In 2004, as the country moved towards its third democratic general election, the talk dominating the headlines was whether then president Thabo Mbeki would reappoint Zuma as his deputy after the polls given the damaging evidence in the courts about his relationship with Schabir Shaik and how that was linked to arms deal-related corruption.
Mbeki reappointed him, only to fire him a year later after the courts found Shaik guilty and implicated Zuma. Since then, Zuma and his troubles have taken centre stage.
Even though he was ultimately removed from political office in 2018 after his preferred slate’s loss at the ANC 2017 elective conference, Zuma’s name has continued to dominate. The state capture commission, the biggest political development of the past six years, was largely about him.
ANC intellectual Joel Netshitenzhe warned the party at the start of the Zuma tsunami those many years ago that:
“A defective leadership not only holds back the attainment of national objectives, it also presents a difficult conundrum for the movement, in that to rationalise its bad choices the ANC has to lower itself to embrace those defects.

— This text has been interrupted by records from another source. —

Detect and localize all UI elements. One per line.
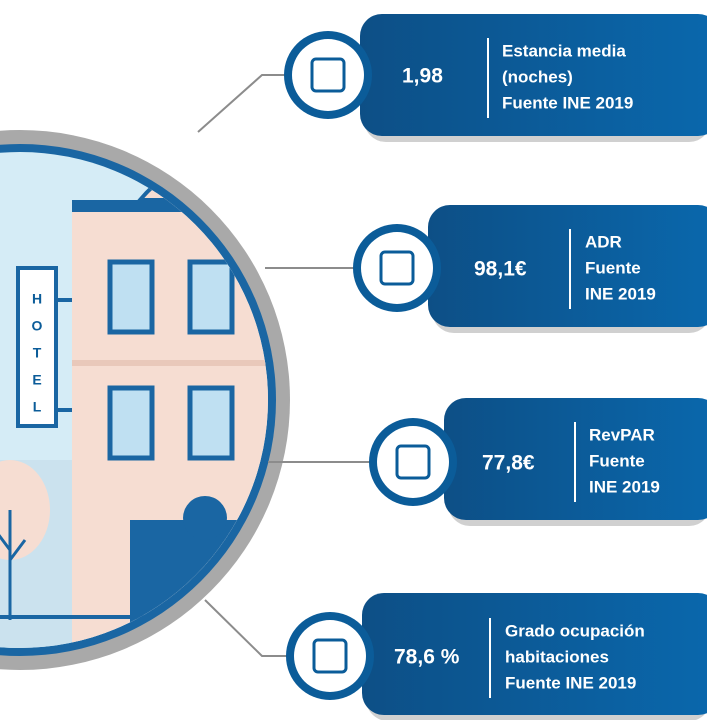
sign-letter: O xyxy=(32,318,43,334)
sign-letter: L xyxy=(33,399,42,415)
kpi-label: Grado ocupación xyxy=(505,621,645,640)
kpi-card: 78,6 % Grado ocupación habitaciones Fuente … xyxy=(286,593,707,720)
kpi-label: Fuente INE 2019 xyxy=(505,673,636,692)
kpi-label: Fuente xyxy=(585,258,641,277)
kpi-label: INE 2019 xyxy=(589,477,660,496)
kpi-value: 98,1€ xyxy=(474,258,527,281)
kpi-card: 1,98 Estancia media (noches) Fuente INE 201… xyxy=(284,14,707,142)
kpi-value: 77,8€ xyxy=(482,452,535,475)
kpi-card: 98,1€ ADR Fuente INE 2019 xyxy=(353,205,707,333)
sign-letter: T xyxy=(33,345,42,361)
kpi-card: 77,8€ RevPAR Fuente INE 2019 xyxy=(369,398,707,526)
kpi-label: RevPAR xyxy=(589,425,655,444)
infographic: HOTEL 1,98 Estancia media (noches) Fuente I… xyxy=(0,0,707,720)
kpi-value: 1,98 xyxy=(402,65,443,88)
icon-bg xyxy=(377,426,449,498)
kpi-label: (noches) xyxy=(502,67,573,86)
sign-letter: E xyxy=(32,372,41,388)
card-bg xyxy=(428,205,707,327)
kpi-label: INE 2019 xyxy=(585,284,656,303)
kpi-label: Fuente INE 2019 xyxy=(502,93,633,112)
sign-letter: H xyxy=(32,291,42,307)
icon-bg xyxy=(361,232,433,304)
kpi-label: Estancia media xyxy=(502,41,626,60)
kpi-value: 78,6 % xyxy=(394,646,460,669)
kpi-label: ADR xyxy=(585,232,622,251)
kpi-label: Fuente xyxy=(589,451,645,470)
kpi-label: habitaciones xyxy=(505,647,609,666)
icon-bg xyxy=(292,39,364,111)
icon-bg xyxy=(294,620,366,692)
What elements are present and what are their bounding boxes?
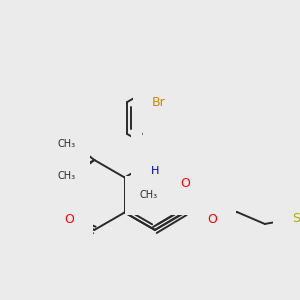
Text: Br: Br [152,95,166,109]
Text: N: N [150,154,160,166]
Text: O: O [180,178,190,190]
Text: CH₃: CH₃ [57,139,75,149]
Text: O: O [64,214,74,226]
Text: CH₃: CH₃ [57,171,75,181]
Text: O: O [166,100,176,112]
Text: CH₃: CH₃ [140,190,158,200]
Text: S: S [292,212,300,226]
Text: O: O [162,116,172,128]
Text: O: O [185,184,195,196]
Text: H: H [151,166,159,176]
Text: O: O [207,214,217,226]
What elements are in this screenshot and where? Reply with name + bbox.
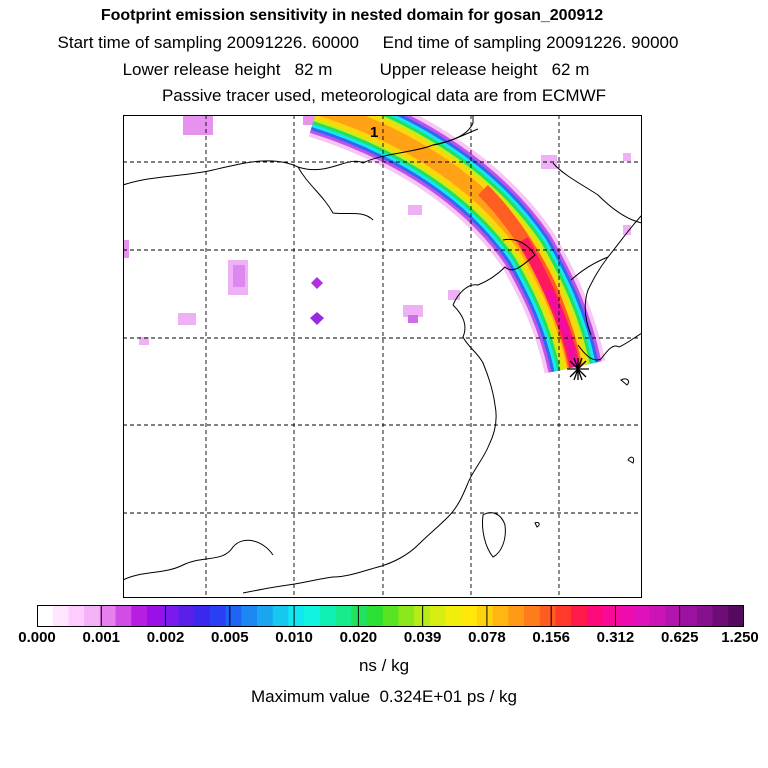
colorbar-segment — [241, 605, 258, 627]
colorbar-segment — [398, 605, 415, 627]
footprint-map: 1 — [123, 115, 642, 598]
colorbar-tick-label: 0.020 — [339, 629, 378, 646]
colorbar-segment — [524, 605, 541, 627]
colorbar-tick-label: 0.625 — [660, 629, 699, 646]
colorbar-segment — [649, 605, 667, 627]
colorbar-segment — [68, 605, 85, 627]
colorbar-segment — [99, 605, 117, 627]
colorbar-segment — [382, 605, 399, 627]
colorbar-tick-label: 0.005 — [211, 629, 249, 646]
coastlines — [123, 115, 642, 594]
colorbar-segment — [84, 605, 101, 627]
colorbar-segment — [52, 605, 70, 627]
colorbar-segment — [602, 605, 619, 627]
receptor-marker — [567, 357, 589, 381]
colorbar-segment — [492, 605, 509, 627]
graticule — [123, 115, 642, 598]
colorbar-segment — [555, 605, 572, 627]
sampling-time-line: Start time of sampling 20091226. 60000 E… — [57, 33, 679, 52]
map-frame — [123, 115, 642, 598]
colorbar-segment — [429, 605, 447, 627]
colorbar-segment — [476, 605, 494, 627]
colorbar-segment — [634, 605, 651, 627]
colorbar-segment — [445, 605, 462, 627]
colorbar-segment — [319, 605, 337, 627]
colorbar-segment — [256, 605, 274, 627]
colorbar-tick-label: 0.039 — [403, 629, 442, 646]
footprint-plume — [308, 115, 606, 374]
colorbar-segment — [209, 605, 227, 627]
colorbar-segment — [508, 605, 525, 627]
colorbar-segment — [461, 605, 478, 627]
colorbar-segment — [681, 605, 698, 627]
colorbar-segment — [335, 605, 352, 627]
colorbar-segment — [304, 605, 321, 627]
colorbar-segment — [178, 605, 195, 627]
maximum-value: Maximum value 0.324E+01 ps / kg — [251, 687, 517, 706]
colorbar-tick-label: 0.002 — [146, 629, 185, 646]
colorbar-segment — [539, 605, 557, 627]
colorbar-segment — [586, 605, 604, 627]
colorbar — [37, 605, 744, 627]
colorbar-tick-label: 0.078 — [468, 629, 506, 646]
colorbar-segment — [712, 605, 729, 627]
colorbar-segment — [194, 605, 211, 627]
colorbar-segment — [225, 605, 242, 627]
colorbar-units: ns / kg — [358, 656, 410, 675]
colorbar-segment — [162, 605, 179, 627]
colorbar-tick-label: 0.156 — [532, 629, 570, 646]
plume-label: 1 — [370, 124, 378, 141]
colorbar-segment — [571, 605, 588, 627]
colorbar-tick-label: 1.250 — [721, 629, 759, 646]
colorbar-segment — [288, 605, 305, 627]
hotspot-a — [311, 277, 323, 289]
colorbar-segment — [665, 605, 682, 627]
colorbar-segment — [618, 605, 635, 627]
colorbar-segment — [37, 605, 54, 627]
colorbar-tick-label: 0.312 — [596, 629, 635, 646]
colorbar-tick-label: 0.010 — [275, 629, 313, 646]
tracer-info-line: Passive tracer used, meteorological data… — [161, 86, 607, 105]
hotspot-b — [310, 312, 324, 325]
colorbar-segment — [696, 605, 714, 627]
release-height-line: Lower release height 82 m Upper release … — [122, 60, 590, 79]
colorbar-segment — [146, 605, 164, 627]
colorbar-frame — [37, 605, 744, 627]
colorbar-segment — [115, 605, 132, 627]
colorbar-tick-label: 0.001 — [82, 629, 121, 646]
colorbar-segment — [351, 605, 368, 627]
colorbar-segment — [728, 605, 744, 627]
map-title: Footprint emission sensitivity in nested… — [100, 7, 604, 24]
colorbar-segment — [131, 605, 148, 627]
colorbar-segment — [272, 605, 289, 627]
colorbar-tick-label: 0.000 — [18, 629, 56, 646]
colorbar-segment — [366, 605, 384, 627]
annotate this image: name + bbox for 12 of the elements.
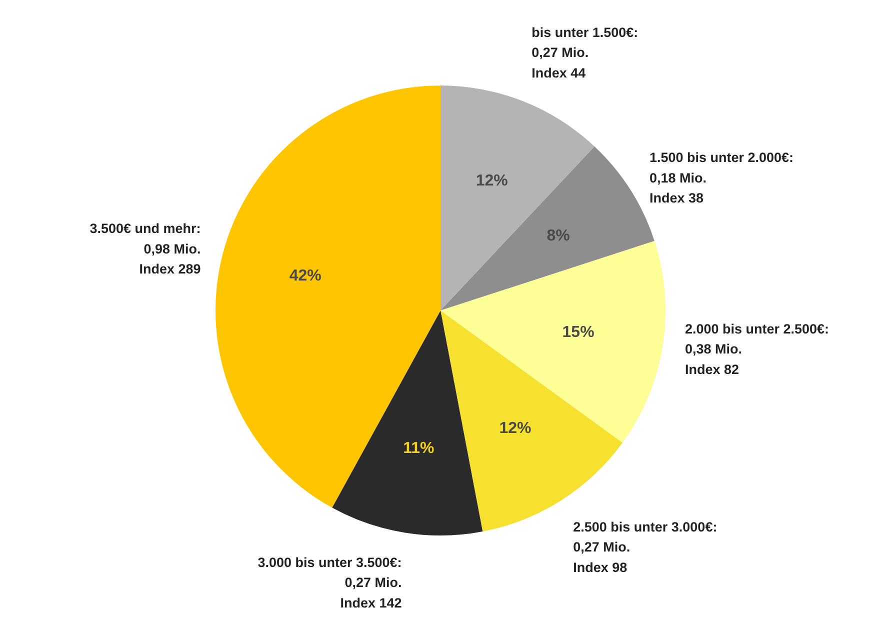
slice-label: 2.500 bis unter 3.000€: 0,27 Mio. Index 98 bbox=[573, 519, 718, 575]
data-label: 11% bbox=[403, 440, 434, 457]
slice-label: bis unter 1.500€: 0,27 Mio. Index 44 bbox=[532, 24, 638, 80]
slice-label: 2.000 bis unter 2.500€: 0,38 Mio. Index 82 bbox=[684, 321, 830, 377]
slice-label: 1.500 bis unter 2.000€: 0,18 Mio. Index 38 bbox=[649, 150, 794, 206]
data-label: 15% bbox=[562, 324, 594, 341]
slice-label: 3.500€ und mehr: 0,98 Mio. Index 289 bbox=[90, 221, 201, 277]
data-label: 42% bbox=[289, 267, 322, 284]
data-label: 12% bbox=[499, 420, 532, 437]
data-label: 8% bbox=[546, 227, 570, 244]
data-label: 12% bbox=[476, 172, 508, 190]
slice-label: 3.000 bis unter 3.500€: 0,27 Mio. Index 142 bbox=[258, 554, 402, 610]
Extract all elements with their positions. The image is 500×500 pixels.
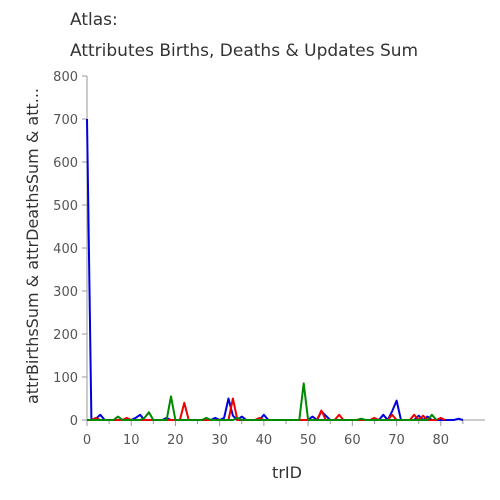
x-tick-label: 80 bbox=[433, 433, 450, 448]
x-tick-label: 20 bbox=[167, 433, 184, 448]
series-group bbox=[86, 118, 464, 421]
chart-title-line-1: Atlas: bbox=[70, 10, 118, 30]
y-tick-label: 500 bbox=[53, 199, 78, 214]
y-tick-label: 200 bbox=[53, 328, 78, 343]
y-tick-label: 700 bbox=[53, 113, 78, 128]
x-axis-label: trID bbox=[272, 463, 302, 482]
y-tick-label: 400 bbox=[53, 242, 78, 257]
x-tick-label: 0 bbox=[83, 433, 91, 448]
x-tick-label: 50 bbox=[300, 433, 317, 448]
x-tick-label: 70 bbox=[388, 433, 405, 448]
y-tick-label: 100 bbox=[53, 371, 78, 386]
series-line-0 bbox=[86, 118, 464, 421]
x-tick-label: 30 bbox=[211, 433, 228, 448]
y-tick-label: 0 bbox=[70, 414, 78, 429]
x-tick-label: 60 bbox=[344, 433, 361, 448]
y-axis-ticks: 0 100 200 300 400 500 600 700 800 bbox=[53, 70, 87, 429]
chart-title-line-2: Attributes Births, Deaths & Updates Sum bbox=[70, 41, 418, 61]
y-axis-label: attrBirthsSum & attrDeathsSum & att... bbox=[23, 88, 42, 404]
x-tick-label: 40 bbox=[256, 433, 273, 448]
y-tick-label: 800 bbox=[53, 70, 78, 85]
x-axis-ticks: 0 10 20 30 40 50 60 70 80 bbox=[83, 420, 464, 448]
series-line-2 bbox=[87, 382, 438, 421]
x-tick-label: 10 bbox=[123, 433, 140, 448]
y-tick-label: 600 bbox=[53, 156, 78, 171]
y-tick-label: 300 bbox=[53, 285, 78, 300]
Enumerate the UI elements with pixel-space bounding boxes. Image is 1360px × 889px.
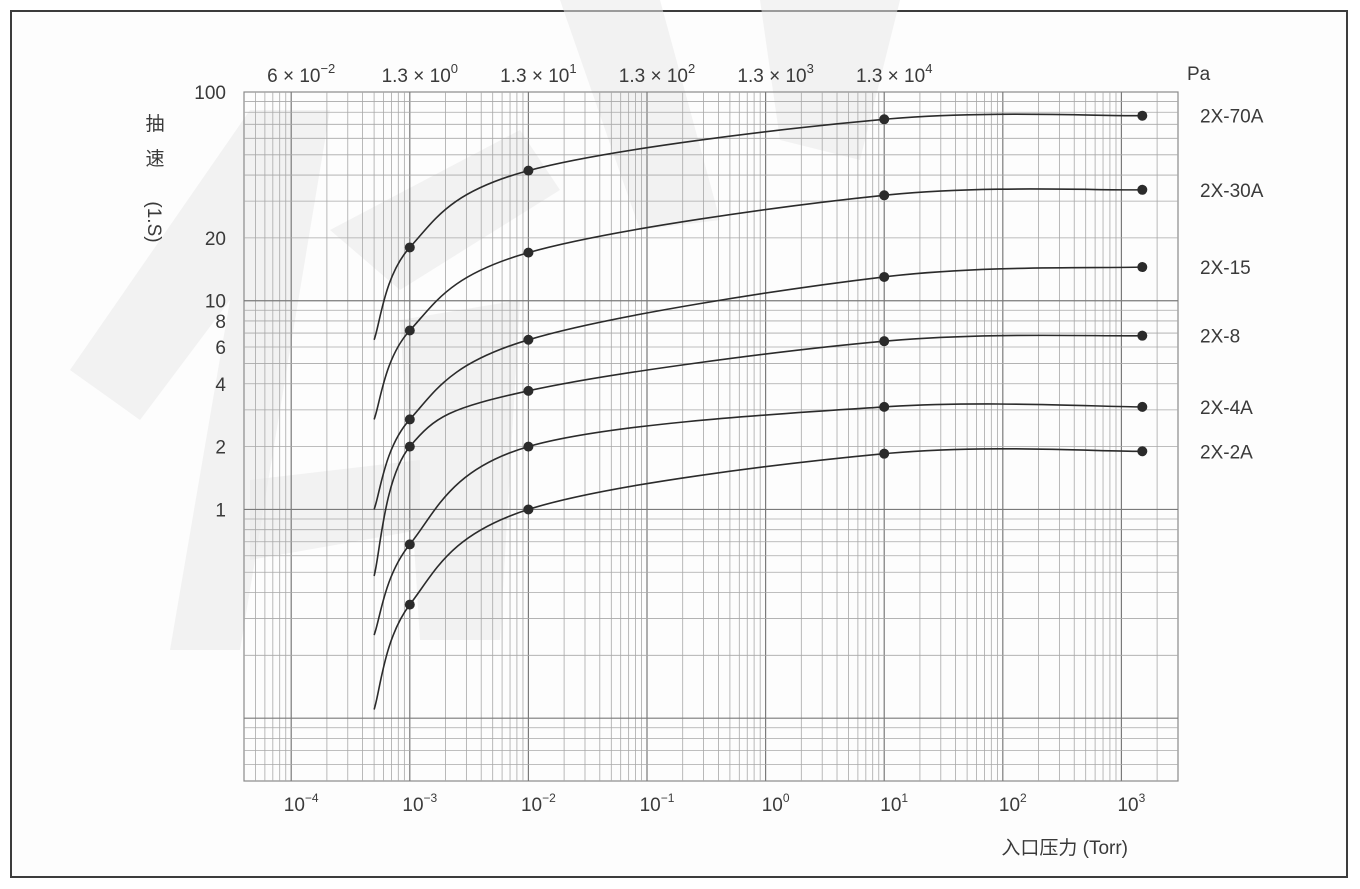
plot-border: [243, 91, 1179, 782]
data-point: [523, 441, 534, 452]
y-tick-label: 6: [215, 338, 226, 359]
watermark-stroke: [560, 0, 720, 230]
data-point: [404, 242, 415, 253]
y-axis-title: 抽速 (1.S): [143, 113, 165, 243]
x-tick-label: 10−3: [402, 791, 437, 816]
top-tick-label: 1.3 × 102: [619, 61, 695, 87]
y-tick-label: 2: [215, 438, 226, 459]
y-tick-label: 1: [215, 500, 226, 521]
data-point: [879, 114, 890, 125]
series-label: 2X-30A: [1200, 181, 1264, 202]
series-curve: [373, 447, 1143, 710]
series-curve: [373, 334, 1143, 577]
data-point: [879, 401, 890, 412]
x-tick-label: 101: [880, 791, 908, 816]
plot-grid: [243, 91, 1179, 782]
y-title-char: 抽: [145, 113, 164, 135]
watermark-stroke: [760, 0, 900, 160]
series-label: 2X-8: [1200, 327, 1240, 348]
x-axis-title: 入口压力 (Torr): [1001, 837, 1128, 859]
data-point: [1137, 401, 1148, 412]
top-unit-label: Pa: [1187, 64, 1211, 85]
top-tick-label: 1.3 × 101: [500, 61, 576, 87]
series-points: [404, 110, 1148, 610]
data-point: [523, 385, 534, 396]
x-tick-labels: 10−4 10−3 10−2 10−1 100 101 102 103: [284, 791, 1146, 816]
y-title-char: 速: [145, 148, 164, 170]
data-point: [879, 336, 890, 347]
data-point: [404, 599, 415, 610]
series-label: 2X-4A: [1200, 398, 1253, 419]
data-point: [523, 504, 534, 515]
y-tick-label: 8: [215, 312, 226, 333]
top-tick-label: 1.3 × 103: [737, 61, 813, 87]
series-curve: [373, 188, 1143, 420]
data-point: [404, 325, 415, 336]
data-point: [404, 539, 415, 550]
x-tick-label: 10−1: [640, 791, 675, 816]
y-tick-label: 20: [205, 229, 226, 250]
y-tick-label: 100: [194, 83, 226, 104]
data-point: [1137, 446, 1148, 457]
data-point: [523, 334, 534, 345]
series-label: 2X-70A: [1200, 107, 1264, 128]
top-tick-label: 6 × 10−2: [267, 61, 335, 87]
y-tick-label: 10: [205, 292, 226, 313]
data-point: [523, 247, 534, 258]
y-tick-label: 4: [215, 375, 226, 396]
data-point: [1137, 330, 1148, 341]
series-curve: [373, 113, 1143, 341]
top-tick-label: 1.3 × 100: [382, 61, 458, 87]
series-labels: 2X-70A 2X-30A 2X-15 2X-8 2X-4A 2X-2A: [1200, 107, 1264, 464]
watermark-stroke: [400, 300, 520, 640]
series-label: 2X-15: [1200, 258, 1251, 279]
top-tick-label: 1.3 × 104: [856, 61, 932, 87]
data-point: [879, 448, 890, 459]
data-point: [404, 414, 415, 425]
x-tick-label: 100: [762, 791, 790, 816]
x-tick-label: 10−4: [284, 791, 319, 816]
series-curves: [373, 113, 1143, 710]
series-curve: [373, 266, 1143, 510]
data-point: [1137, 184, 1148, 195]
data-point: [879, 190, 890, 201]
x-tick-label: 103: [1117, 791, 1145, 816]
y-title-unit: (1.S): [143, 201, 164, 242]
y-tick-labels: 100 20 108 6 4 2 1: [194, 83, 226, 521]
top-tick-labels: 6 × 10−2 1.3 × 100 1.3 × 101 1.3 × 102 1.3 ×…: [267, 61, 932, 87]
data-point: [1137, 262, 1148, 273]
data-point: [523, 165, 534, 176]
series-curve: [373, 403, 1143, 636]
x-tick-label: 10−2: [521, 791, 556, 816]
data-point: [879, 271, 890, 282]
series-label: 2X-2A: [1200, 442, 1253, 463]
x-tick-label: 102: [999, 791, 1027, 816]
data-point: [404, 441, 415, 452]
data-point: [1137, 110, 1148, 121]
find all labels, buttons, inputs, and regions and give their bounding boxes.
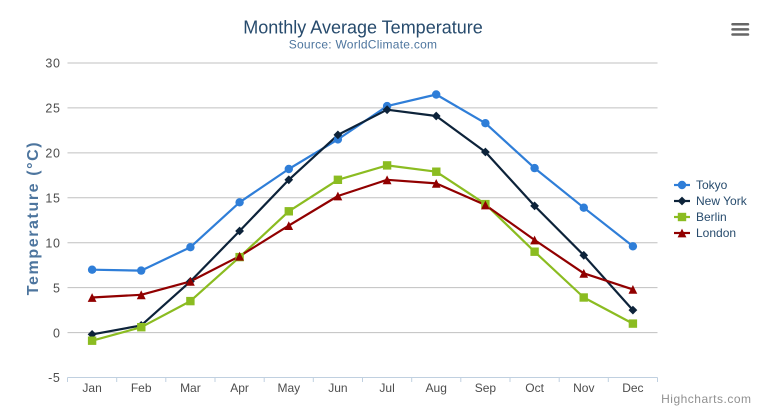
svg-text:Dec: Dec bbox=[622, 381, 643, 395]
svg-text:Jan: Jan bbox=[82, 381, 101, 395]
svg-text:Temperature (°C): Temperature (°C) bbox=[25, 141, 42, 295]
svg-text:Monthly Average Temperature: Monthly Average Temperature bbox=[243, 18, 482, 38]
svg-text:Sep: Sep bbox=[475, 381, 497, 395]
svg-text:May: May bbox=[277, 381, 300, 395]
svg-text:Apr: Apr bbox=[230, 381, 249, 395]
svg-text:30: 30 bbox=[45, 57, 60, 71]
svg-text:Tokyo: Tokyo bbox=[696, 178, 728, 192]
svg-text:Source: WorldClimate.com: Source: WorldClimate.com bbox=[289, 38, 438, 52]
svg-text:15: 15 bbox=[45, 192, 60, 206]
svg-text:10: 10 bbox=[45, 236, 60, 250]
svg-text:5: 5 bbox=[53, 281, 61, 295]
svg-text:25: 25 bbox=[45, 102, 60, 116]
svg-text:Oct: Oct bbox=[525, 381, 544, 395]
svg-text:Jun: Jun bbox=[328, 381, 347, 395]
svg-text:20: 20 bbox=[45, 147, 60, 161]
svg-text:Berlin: Berlin bbox=[696, 210, 727, 224]
svg-text:Feb: Feb bbox=[131, 381, 152, 395]
svg-text:Jul: Jul bbox=[379, 381, 394, 395]
svg-text:Aug: Aug bbox=[426, 381, 447, 395]
svg-text:London: London bbox=[696, 226, 736, 240]
svg-text:Highcharts.com: Highcharts.com bbox=[661, 392, 751, 406]
svg-text:New York: New York bbox=[696, 194, 748, 208]
svg-text:Mar: Mar bbox=[180, 381, 201, 395]
svg-text:Nov: Nov bbox=[573, 381, 594, 395]
svg-text:-5: -5 bbox=[48, 371, 60, 385]
svg-text:0: 0 bbox=[53, 326, 61, 340]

Steadily, these defects of the individual leaders become, by default, the collective property of the organisation, its own blind spots and its subliminal attributes in the public imagination.”
The reality is that, despite much talk of “renewal ” after the man’s removal from office in 2018, the ANC has struggled to raise the bar above the low levels it dragged itself down to during the Zuma years.
As a consequence, given the ANC’s sheer dominance of the political scene, the country too is struggling to rise above those levels again.
As we enter a new year, one in which as citizens we will have an opportunity to have our voices heard through the ballot, the greatest gift we can give to ourselves is to refuse to be perpetual captives of Zuma’s political games.